Je n’essaie même pas de résister à cet enchaînement qui m’est proposé, de reprendre un semblant de détermination humaine en allant cliquer moi-même sur une chanson que je me sentirais rassuré d’avoir choisi. Au contraire, je vogue, j’accepte ce hasard dont j’ignore s’il est réel ou feint, je me dis que c’est agréable de découvrir des choses. Même en lisant les commentaires que d’autres internautes ont laissé sous les vidéos. Je ne peux pas m’empêcher d’aller toujours un peu regarder, même si c’est souvent assez déconcertant.

Je ne comprends pas quel intérêt il peut y avoir à laisser une trace écrite comme : « ma chanson préférée, tu le sais, je t’aime Patricia », ou « ça restera le meilleur artiste de tous les temps, repose en paix man ».

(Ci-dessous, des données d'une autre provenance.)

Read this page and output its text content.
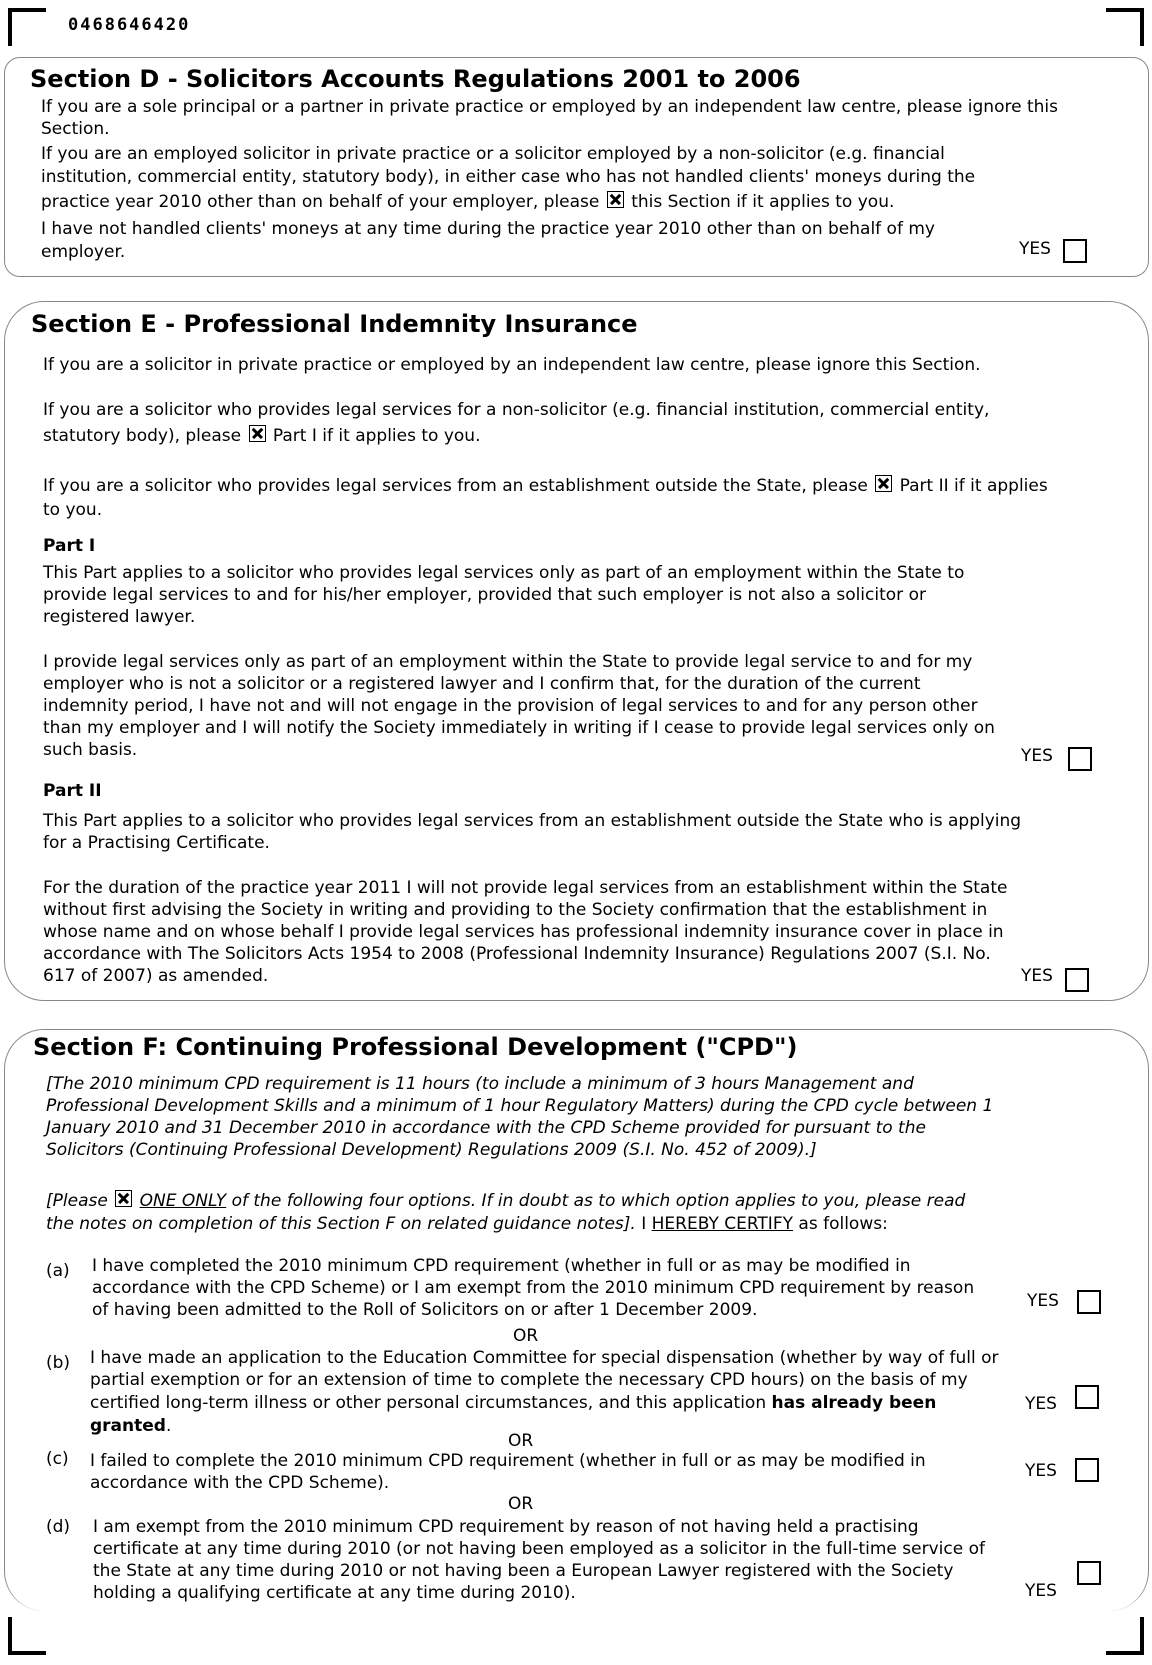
0468646420
Section D - Solicitors Accounts Regulations 2001 to 2006
If you are a sole principal or a partner in private practice or employed by an independent law centre, please ignore this
Section.
If you are an employed solicitor in private practice or a solicitor employed by a non-solicitor (e.g. financial
institution, commercial entity, statutory body), in either case who has not handled clients' moneys during the
practice year 2010 other than on behalf of your employer, please this Section if it applies to you.
I have not handled clients' moneys at any time during the practice year 2010 other than on behalf of my
employer.	YES
Section E - Professional Indemnity Insurance
If you are a solicitor in private practice or employed by an independent law centre, please ignore this Section.
If you are a solicitor who provides legal services for a non-solicitor (e.g. financial institution, commercial entity,
statutory body), please Part I if it applies to you.
If you are a solicitor who provides legal services from an establishment outside the State, please Part II if it applies
to you.
Part I
This Part applies to a solicitor who provides legal services only as part of an employment within the State to
provide legal services to and for his/her employer, provided that such employer is not also a solicitor or
registered lawyer.
I provide legal services only as part of an employment within the State to provide legal service to and for my
employer who is not a solicitor or a registered lawyer and I confirm that, for the duration of the current
indemnity period, I have not and will not engage in the provision of legal services to and for any person other
than my employer and I will notify the Society immediately in writing if I cease to provide legal services only on
such basis.	YES
Part II
This Part applies to a solicitor who provides legal services from an establishment outside the State who is applying
for a Practising Certificate.
For the duration of the practice year 2011 I will not provide legal services from an establishment within the State
without first advising the Society in writing and providing to the Society confirmation that the establishment in
whose name and on whose behalf I provide legal services has professional indemnity insurance cover in place in
accordance with The Solicitors Acts 1954 to 2008 (Professional Indemnity Insurance) Regulations 2007 (S.I. No.
617 of 2007) as amended.	YES
Section F: Continuing Professional Development ("CPD")
[The 2010 minimum CPD requirement is 11 hours (to include a minimum of 3 hours Management and
Professional Development Skills and a minimum of 1 hour Regulatory Matters) during the CPD cycle between 1
January 2010 and 31 December 2010 in accordance with the CPD Scheme provided for pursuant to the
Solicitors (Continuing Professional Development) Regulations 2009 (S.I. No. 452 of 2009).]
[Please ONE ONLY of the following four options. If in doubt as to which option applies to you, please read
the notes on completion of this Section F on related guidance notes]. I HEREBY CERTIFY as follows:
(a) I have completed the 2010 minimum CPD requirement (whether in full or as may be modified in
accordance with the CPD Scheme) or I am exempt from the 2010 minimum CPD requirement by reason
of having been admitted to the Roll of Solicitors on or after 1 December 2009.	YES
OR
(b) I have made an application to the Education Committee for special dispensation (whether by way of full or
partial exemption or for an extension of time to complete the necessary CPD hours) on the basis of my
certified long-term illness or other personal circumstances, and this application has already been
granted.
YES
OR
(c) I failed to complete the 2010 minimum CPD requirement (whether in full or as may be modified in
accordance with the CPD Scheme).
YES
OR
(d) I am exempt from the 2010 minimum CPD requirement by reason of not having held a practising
certificate at any time during 2010 (or not having been employed as a solicitor in the full-time service of
the State at any time during 2010 or not having been a European Lawyer registered with the Society
holding a qualifying certificate at any time during 2010).	YES
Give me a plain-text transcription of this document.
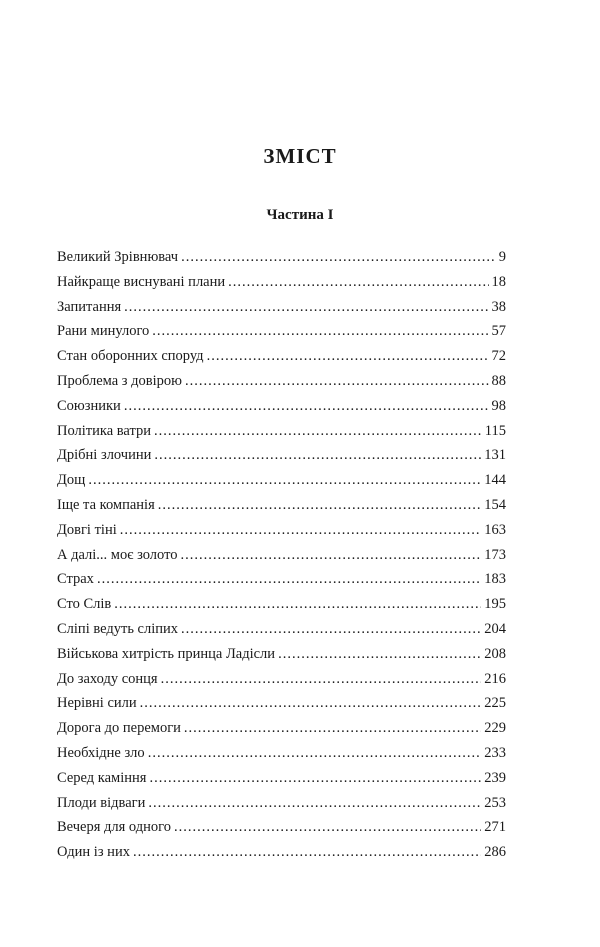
ЗМІСТ
Частина І
Великий Зрівнювач .....	9
Найкраще виснувані плани .....	18
Запитання .....	38
Рани минулого .....	57
Стан оборонних споруд .....	72
Проблема з довірою .....	88
Союзники .....	98
Політика ватри .....	115
Дрібні злочини .....	131
Дощ .....	144
Іще та компанія .....	154
Довгі тіні .....	163
А далі... моє золото .....	173
Страх .....	183
Сто Слів .....	195
Сліпі ведуть сліпих .....	204
Військова хитрість принца Ладісли .....	208
До заходу сонця .....	216
Нерівні сили .....	225
Дорога до перемоги .....	229
Необхідне зло .....	233
Серед каміння .....	239
Плоди відваги .....	253
Вечеря для одного .....	271
Один із них .....	286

Heureusement parfois il y a des infos pertinentes qui m’éclairent : j’ai par exemple appris ce matin que sur la chanson « Something », le ukulélé avec lequel McCartney commence à chanter est un modèle Gibson qui lui aurait été offert par George, qui en possédait une vaste collection ; que la chanson elle-même était considérée par Lennon comme la meilleure de l’album, par Sinatra comme la plus belle chanson d’amour des 50 dernières années ; qu’elle fut écrite pour une femme piquée par Clapton à George… Toutes ces informations n’ont pas une valeur essentielle, mais elles m’enrichissent, et sont très révélatrices. Quand j’écris, j’essaie de prêter une grande attention à ces détails qui porteront le récit et les personnages, tout autant que les grandes clés du récit.





Mais que penser, à la fin, de ces algorithmes qui en savent tant, et parviennent à me surprendre ? Devrais-je m’en méfier, ou apprécier ce qu’ils m’apportent ? Ont-ils une forme de conscience, est-elle fourbe ou généreuse ? Je ne sais pas comment traiter cet écho de mes propres désirs, cette anticipation de mes besoins, cette créature numérique que j’ai nourrie moi-même. J’espère l’avoir bien traitée, et que si le jour vient où elle doive nous dépasser tous en intelligence, elle sera bienveillante. J’essaie de ne rien avoir vraiment à l’esprit, sinon ce plaisir de l’émotion. Ça, on ne me l’enlèvera pas, on ne peut le réduire, et aucun programme ne saurait l’anticiper.

And in the end, the love you take is equal to the love you make.